Pertumbuhan penduduk yang lebih besar dari pertumbuhan ekonomi menyebabkan permasalahan kemiskinan yang semakin menjadi problema di tengah-tengah masyarakat. Pemerintah dan OPD terkait selalu berupaya untuk mencarikan solusi terbaik dalam mengurangi angka kemiskinan. Masalah ini menjadi tanggung jawab bersama baik itu dari pemerintah, organisasi sosial, lembaga swadaya masyarakat dan masyarakat itu sendiri. Permasalahan yang semakin komplek di tengah masyarakat di rasa perlu untuk segera mencari jalan tengah dalam menjadikan masyarakat lebih baik. Isu ini setiap waktu menjadi masalah yang selalu hangat untuk didiskusikan dan dipecahkan. Semangat menjadikan masyarakat lebih baik mendorong Bappeda Kabupaten Agam untuk kembali hadap diri pada setiap upaya yang sudah dilakukan belum mampu mengurangi tingkat kemiskinan di Kabupaten Agam. Indikator kemiskinan yang belum jelas dan beragam antar OPD satu dengan OPD lainnya menjadi salah satu kendala dalam bertindak pada pengurangan tingkat kemiskinan di Kabupaten Agam.
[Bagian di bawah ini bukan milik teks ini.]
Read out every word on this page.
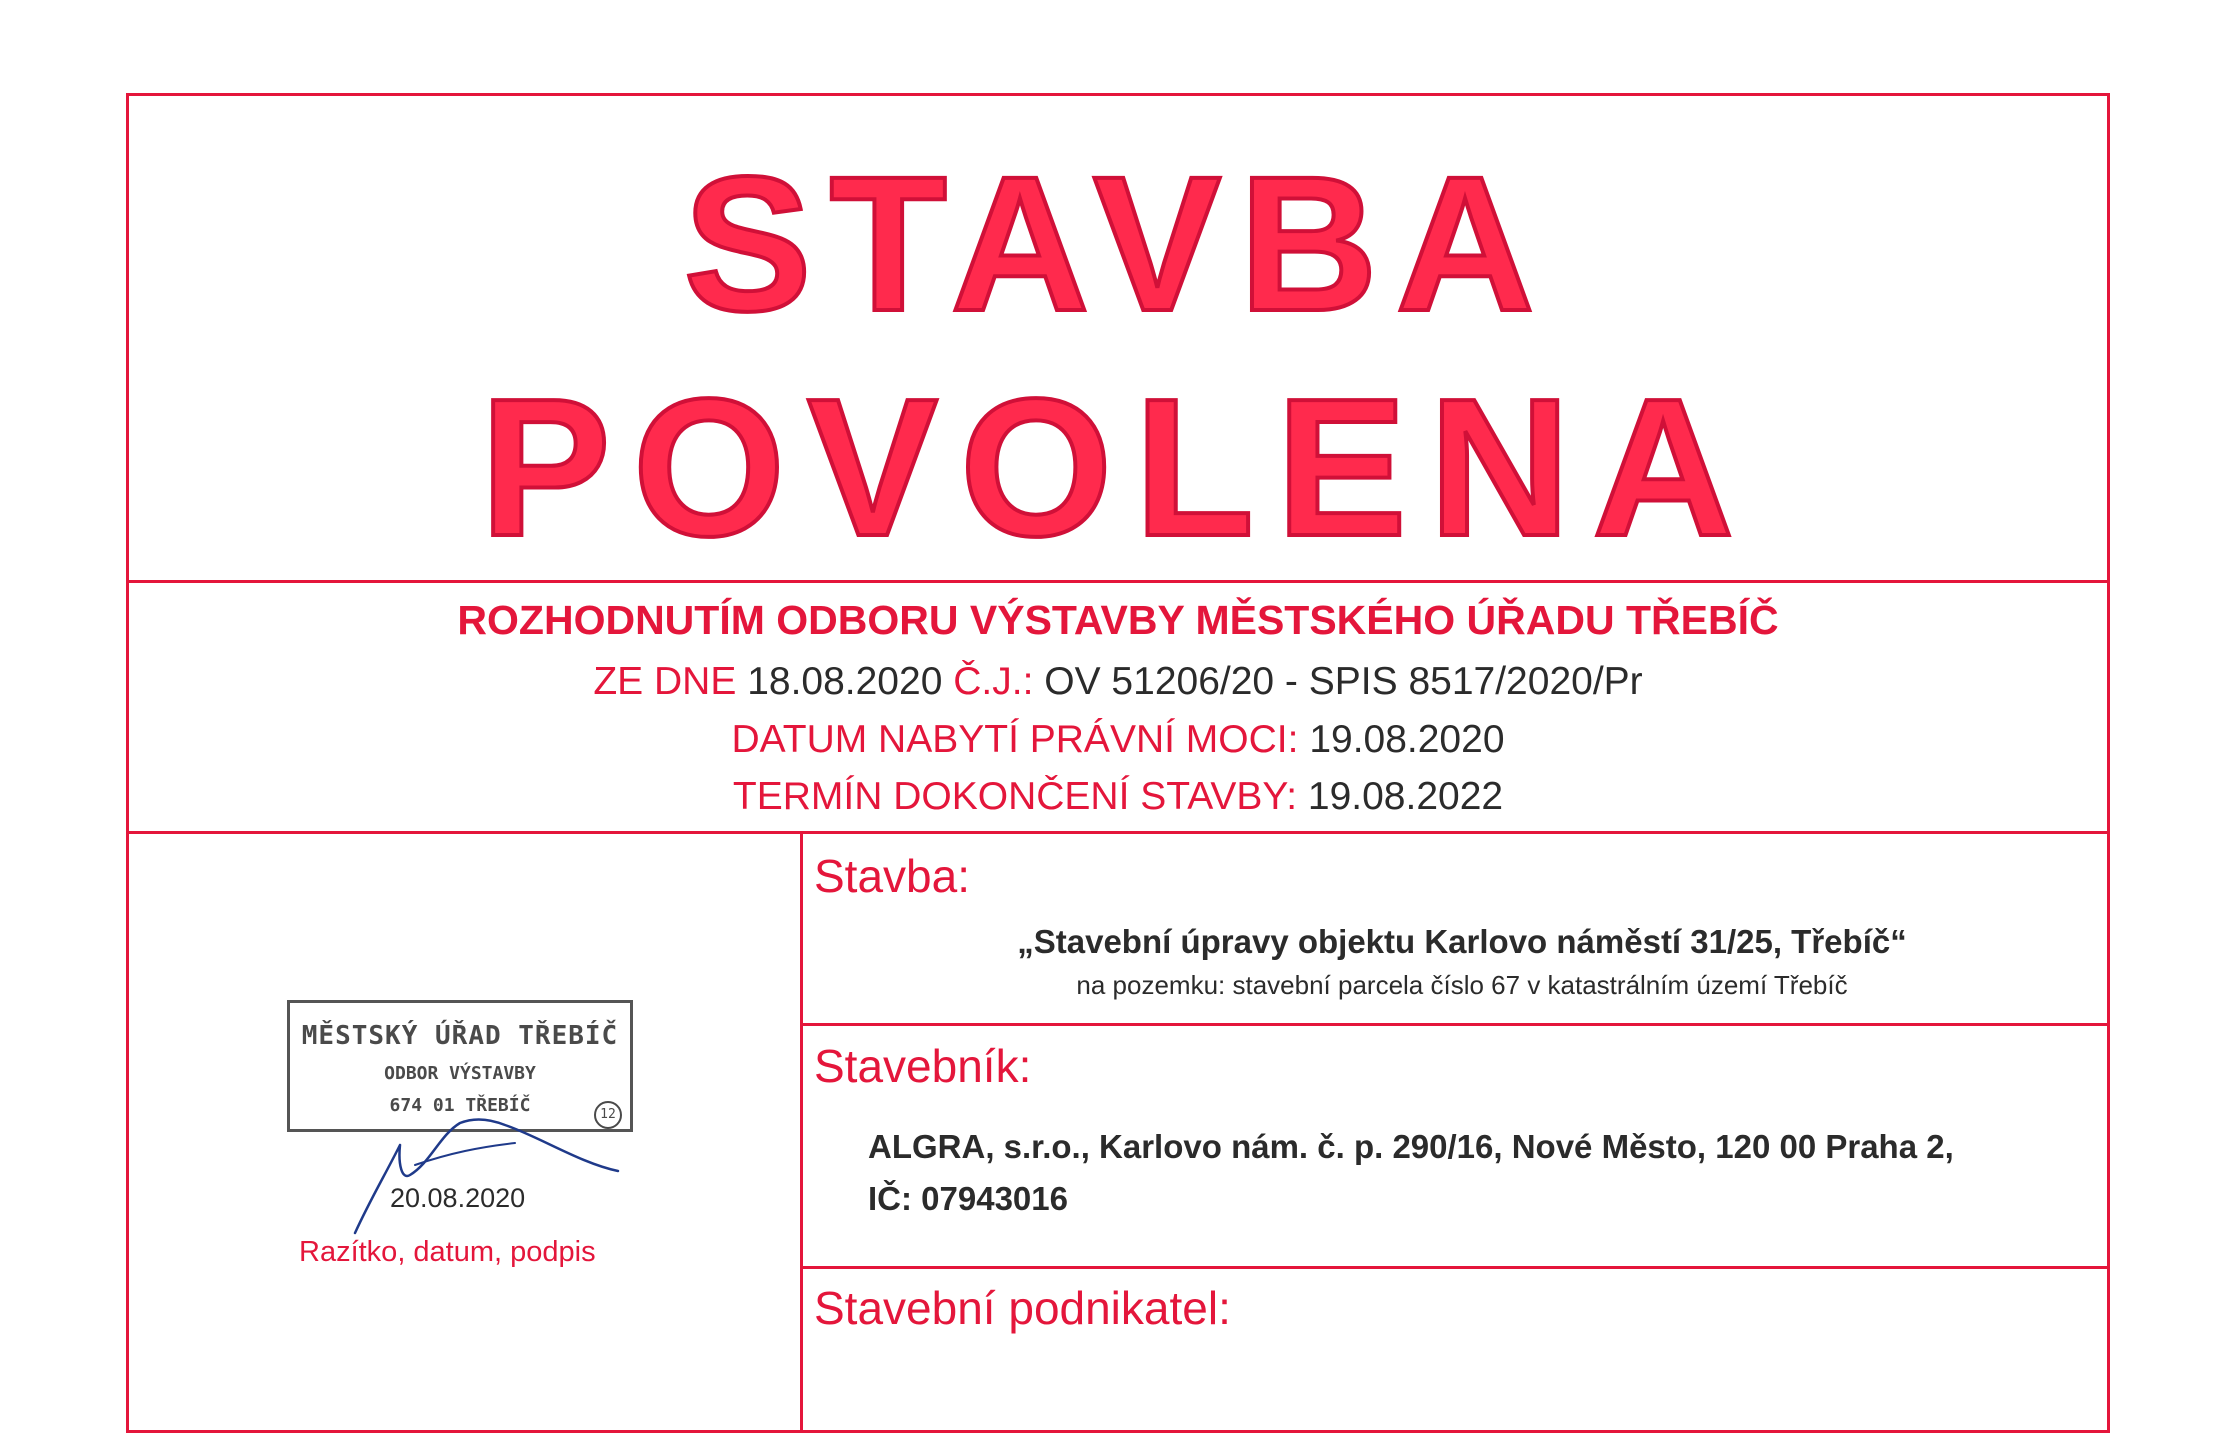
STAVBA
POVOLENA
ROZHODNUTÍM ODBORU VÝSTAVBY MĚSTSKÉHO ÚŘADU TŘEBÍČ
ZE DNE 18.08.2020 Č.J.: OV 51206/20 - SPIS 8517/2020/Pr
DATUM NABYTÍ PRÁVNÍ MOCI: 19.08.2020
TERMÍN DOKONČENÍ STAVBY: 19.08.2022
MĚSTSKÝ ÚŘAD TŘEBÍČ
ODBOR VÝSTAVBY
674 01 TŘEBÍČ	12
20.08.2020
Razítko, datum, podpis
Stavba:
„Stavební úpravy objektu Karlovo náměstí 31/25, Třebíč“
na pozemku: stavební parcela číslo 67 v katastrálním území Třebíč
Stavebník:
ALGRA, s.r.o., Karlovo nám. č. p. 290/16, Nové Město, 120 00 Praha 2,
IČ: 07943016
Stavební podnikatel:
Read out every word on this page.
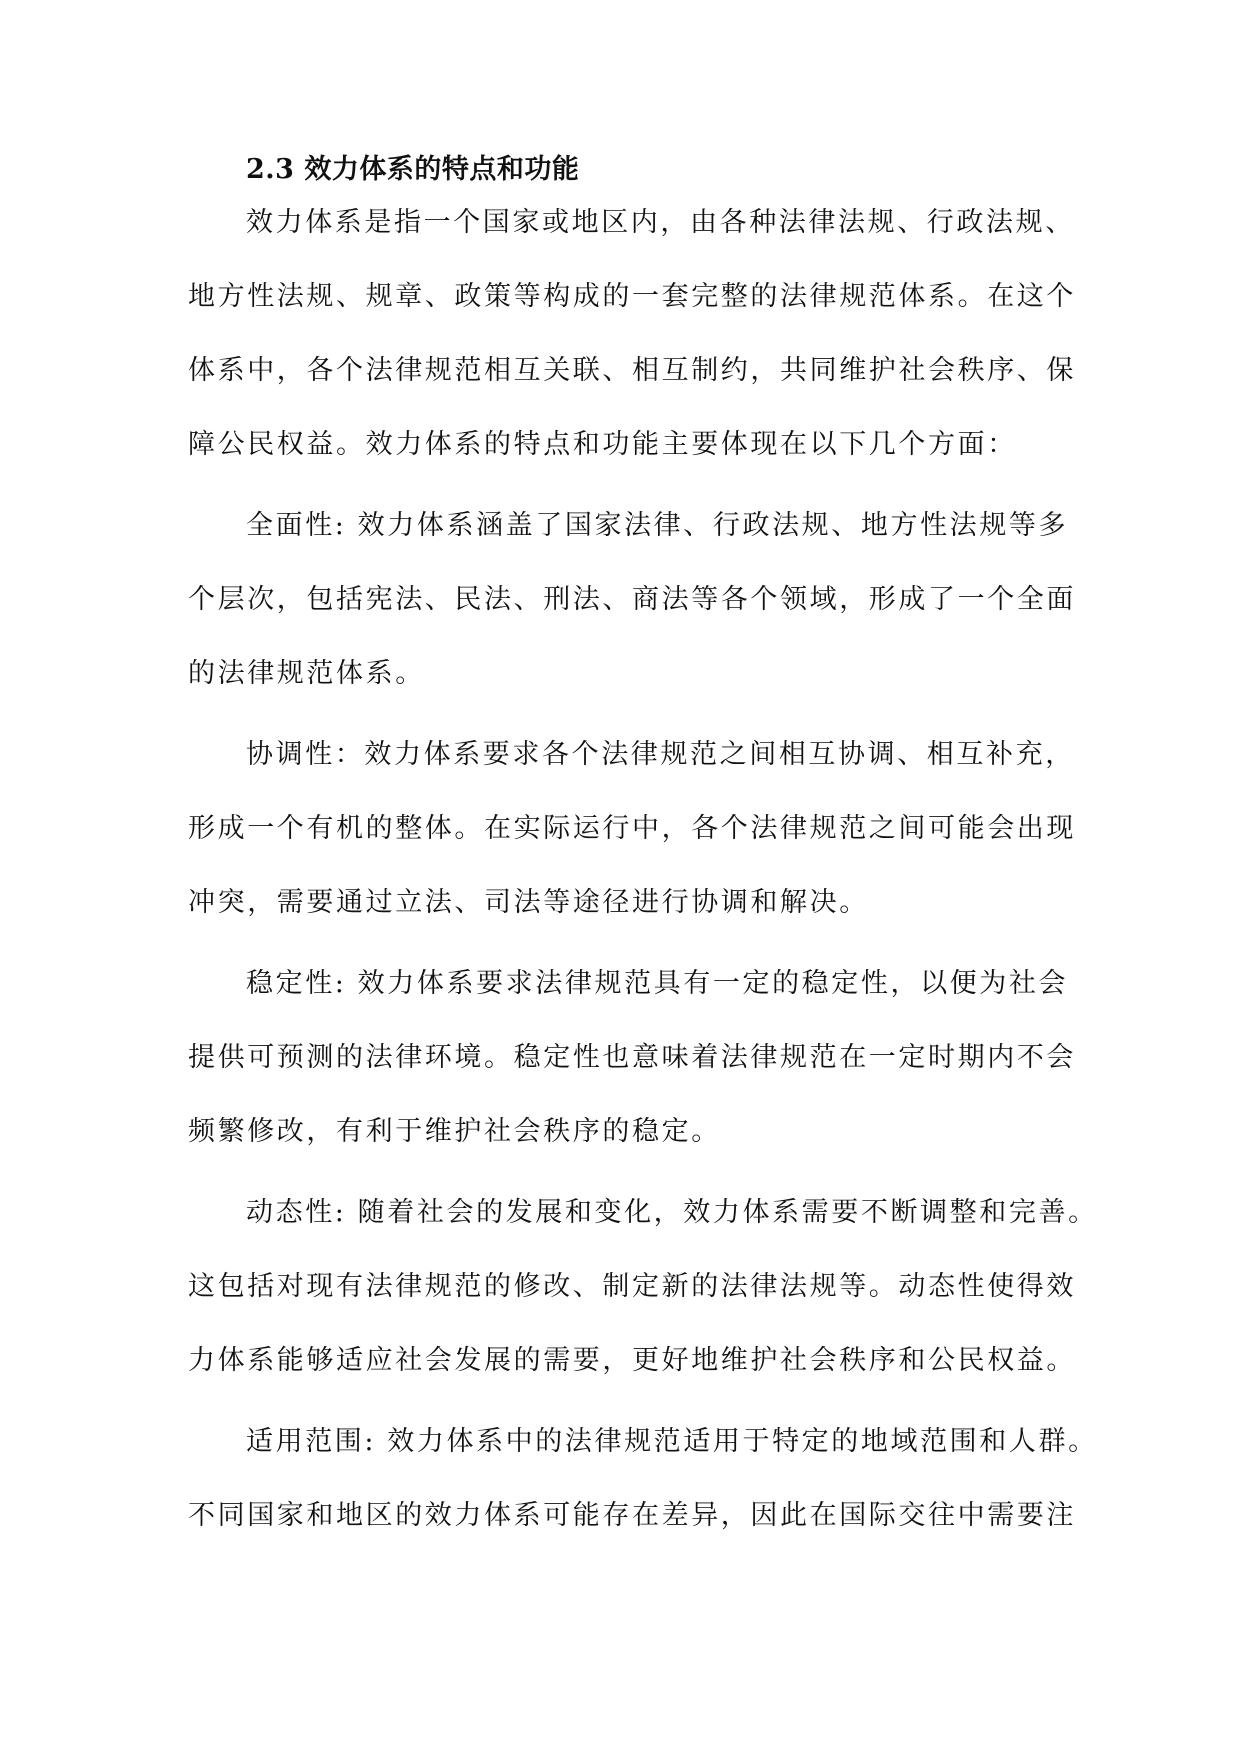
2.3 效力体系的特点和功能
效力体系是指一个国家或地区内，由各种法律法规、行政法规、
地方性法规、规章、政策等构成的一套完整的法律规范体系。在这个
体系中，各个法律规范相互关联、相互制约，共同维护社会秩序、保
障公民权益。效力体系的特点和功能主要体现在以下几个方面：
全面性: 效力体系涵盖了国家法律、行政法规、地方性法规等多
个层次，包括宪法、民法、刑法、商法等各个领域，形成了一个全面
的法律规范体系。
协调性：效力体系要求各个法律规范之间相互协调、相互补充，
形成一个有机的整体。在实际运行中，各个法律规范之间可能会出现
冲突，需要通过立法、司法等途径进行协调和解决。
稳定性: 效力体系要求法律规范具有一定的稳定性，以便为社会
提供可预测的法律环境。稳定性也意味着法律规范在一定时期内不会
频繁修改，有利于维护社会秩序的稳定。
动态性: 随着社会的发展和变化，效力体系需要不断调整和完善。
这包括对现有法律规范的修改、制定新的法律法规等。动态性使得效
力体系能够适应社会发展的需要，更好地维护社会秩序和公民权益。
适用范围: 效力体系中的法律规范适用于特定的地域范围和人群。
不同国家和地区的效力体系可能存在差异，因此在国际交往中需要注
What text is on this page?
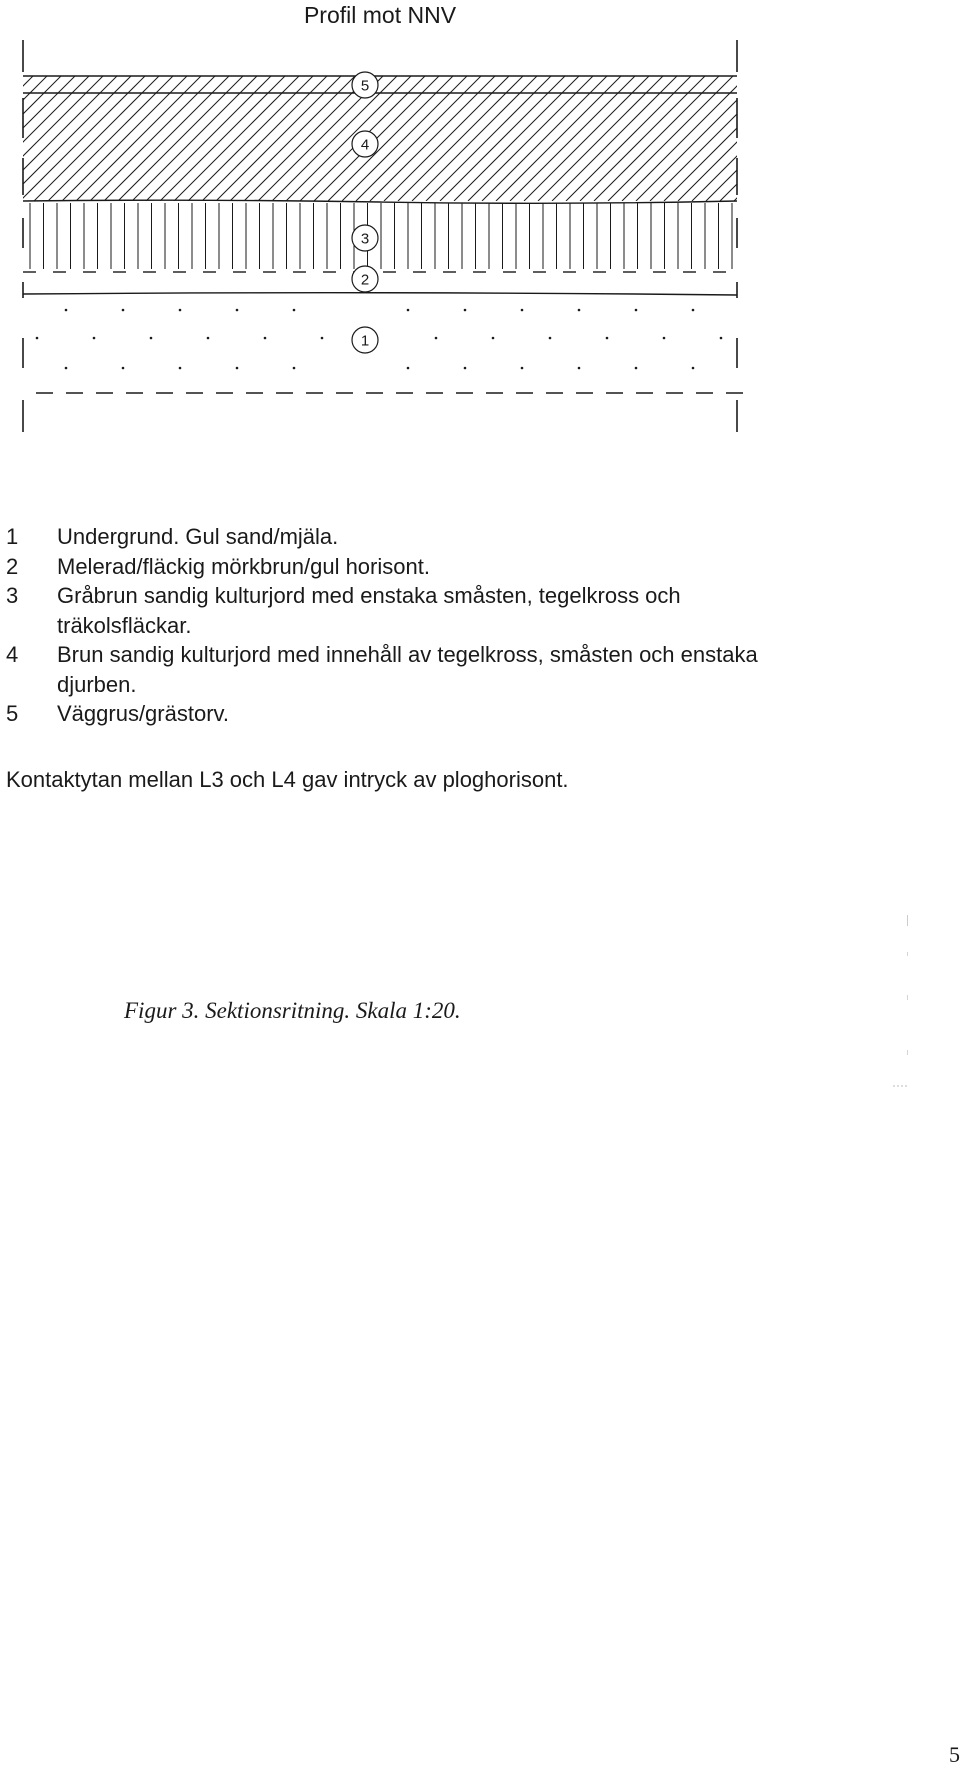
Profil mot NNV
5
4
3
2
1
1	Undergrund. Gul sand/mjäla.
2	Melerad/fläckig mörkbrun/gul horisont.
3	Gråbrun sandig kulturjord med enstaka småsten, tegelkross och träkolsfläckar.
4	Brun sandig kulturjord med innehåll av tegelkross, småsten och enstaka djurben.
5	Väggrus/grästorv.
Kontaktytan mellan L3 och L4 gav intryck av ploghorisont.
Figur 3. Sektionsritning. Skala 1:20.
5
Selain itu juga bepengaruh pada pengambilan kebijakan dalam penanggulangan kemiskinan. Untuk itu Bappeda Agam, Dinas Sosial dan OPD lain bersama JEMARI Sakato Rabu, 26 Februari 2020 menyambung kembali diskusi bersama menyusun dan menetapkan indikator kemiskinan yang bisa dijadikan acuan dalam pengambilan keputusan dan penanggulangan kemiskinan di Kabupaten Agam. Sehingga Kabupaten Agam memiliki satu indikator kemiskinan yang bisa dijadikan acuan semua OPD terkait menjadikan masyarakat lebih baik.